Tengo la impresión de que la clase alta no
sabe aprovechar sus privilegios con discreción
Tengo amigos para todos los gustos. Tan de su padre y de su madre son mis
amigos que me resultaría casi imposible reunirlos a todos en un cumpleaños.
Barrunto que no se llevarían bien. Unos dirían de los otros, qué pijos. Los
otros dirían de los unos, qué cutres. Y así. Y todos tendrían razón. Unos
dirían del anuncio de Campofrío, qué tierno y qué verdad encierra. Y otros
dirían del mismo anuncio, qué tópico y qué bajonazo da. También todos estarían
en lo cierto. Si nos faltaban temas de debate para calentar los ánimos desde
hace cosa de tres años las empresas españolas se han propuesto ahondar en el
fantasma de las dos Españas celebrando las Navidades con anuncios de realismo
social. Con lo delicadas que son las Navidades para la ciudadanía, antes
llamada pueblo. No sé quién habrá sido el Don Draper ni cuál la agencia que se
ha inventado esta manera de promocionar el chorizo, pero consiguen el objetivo
de que la marca ande de boca en boca (nunca mejor dicho) a costa de que este
país pequeño y furioso se enzarce en discusiones airadas a mediados de
diciembre, dos semanas antes de la noche más entrañable del año. Enhorabuena.

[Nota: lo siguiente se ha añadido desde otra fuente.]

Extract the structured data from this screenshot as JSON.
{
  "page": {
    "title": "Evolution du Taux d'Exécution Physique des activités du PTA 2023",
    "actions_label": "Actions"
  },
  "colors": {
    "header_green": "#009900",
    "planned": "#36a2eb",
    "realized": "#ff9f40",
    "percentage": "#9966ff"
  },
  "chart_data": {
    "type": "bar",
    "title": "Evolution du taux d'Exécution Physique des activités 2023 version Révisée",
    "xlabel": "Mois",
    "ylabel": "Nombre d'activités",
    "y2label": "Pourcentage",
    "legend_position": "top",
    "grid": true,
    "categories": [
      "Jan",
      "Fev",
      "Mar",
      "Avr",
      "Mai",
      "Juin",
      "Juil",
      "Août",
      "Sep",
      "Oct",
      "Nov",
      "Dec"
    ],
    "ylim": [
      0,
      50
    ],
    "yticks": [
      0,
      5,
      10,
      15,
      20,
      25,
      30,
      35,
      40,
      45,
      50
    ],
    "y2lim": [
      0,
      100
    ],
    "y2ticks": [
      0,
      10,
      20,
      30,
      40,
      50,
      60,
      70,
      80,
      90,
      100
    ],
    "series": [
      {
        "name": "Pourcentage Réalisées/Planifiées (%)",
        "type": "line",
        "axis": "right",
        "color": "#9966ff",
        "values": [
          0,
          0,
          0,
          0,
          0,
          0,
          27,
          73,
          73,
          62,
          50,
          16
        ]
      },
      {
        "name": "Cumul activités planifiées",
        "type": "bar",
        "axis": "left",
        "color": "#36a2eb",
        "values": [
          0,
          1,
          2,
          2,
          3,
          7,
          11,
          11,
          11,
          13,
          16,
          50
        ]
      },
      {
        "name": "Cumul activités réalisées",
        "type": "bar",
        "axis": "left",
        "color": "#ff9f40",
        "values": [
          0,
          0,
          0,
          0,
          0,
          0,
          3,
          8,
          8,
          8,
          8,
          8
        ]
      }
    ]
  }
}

El anuncio en sí viene a decir que aunque nos vaya de puta pena tenemos
“valores endémicos” (los disparates semánticos corren de mi cuenta) que son la
chispa de la vida. Sería como cuando el médico te traduce los análisis y te
informa de que tu nivel de colesterol malo es alto pero se compensa gracias a
que tienes uno bueno que se sale del gráfico. Nuestro colesterol malo, para
entendernos, sería la corrupción, el paro, el paro juvenil, las preferentes,
los recortes en ciencia, educación y en sanidad, etcétera. Pero, gracias a
nuestro colesterol bueno: la siesta, la fiesta, los abrazotes, las risotadas,
las palmadas en la espalda, el donde come uno comen tres, el tiempo
atmosférico, etcétera, podemos sobrellevar todas nuestras desgracias hasta el
punto de afirmar que como en España no se vive en ninguna parte. Vamos a ver.
Repito, vamos a ver: hay algo de verdad en eso. Yo entiendo que a los amigos
que tengo allende nuestras fronteras y que no pueden volver a casa por Navidad,
se les ponga un cuerpo nescafé e idealicen el calor de hogar. También entiendo
que a otros esa perspectiva les parezca autocomplaciente y tremendamente conformista.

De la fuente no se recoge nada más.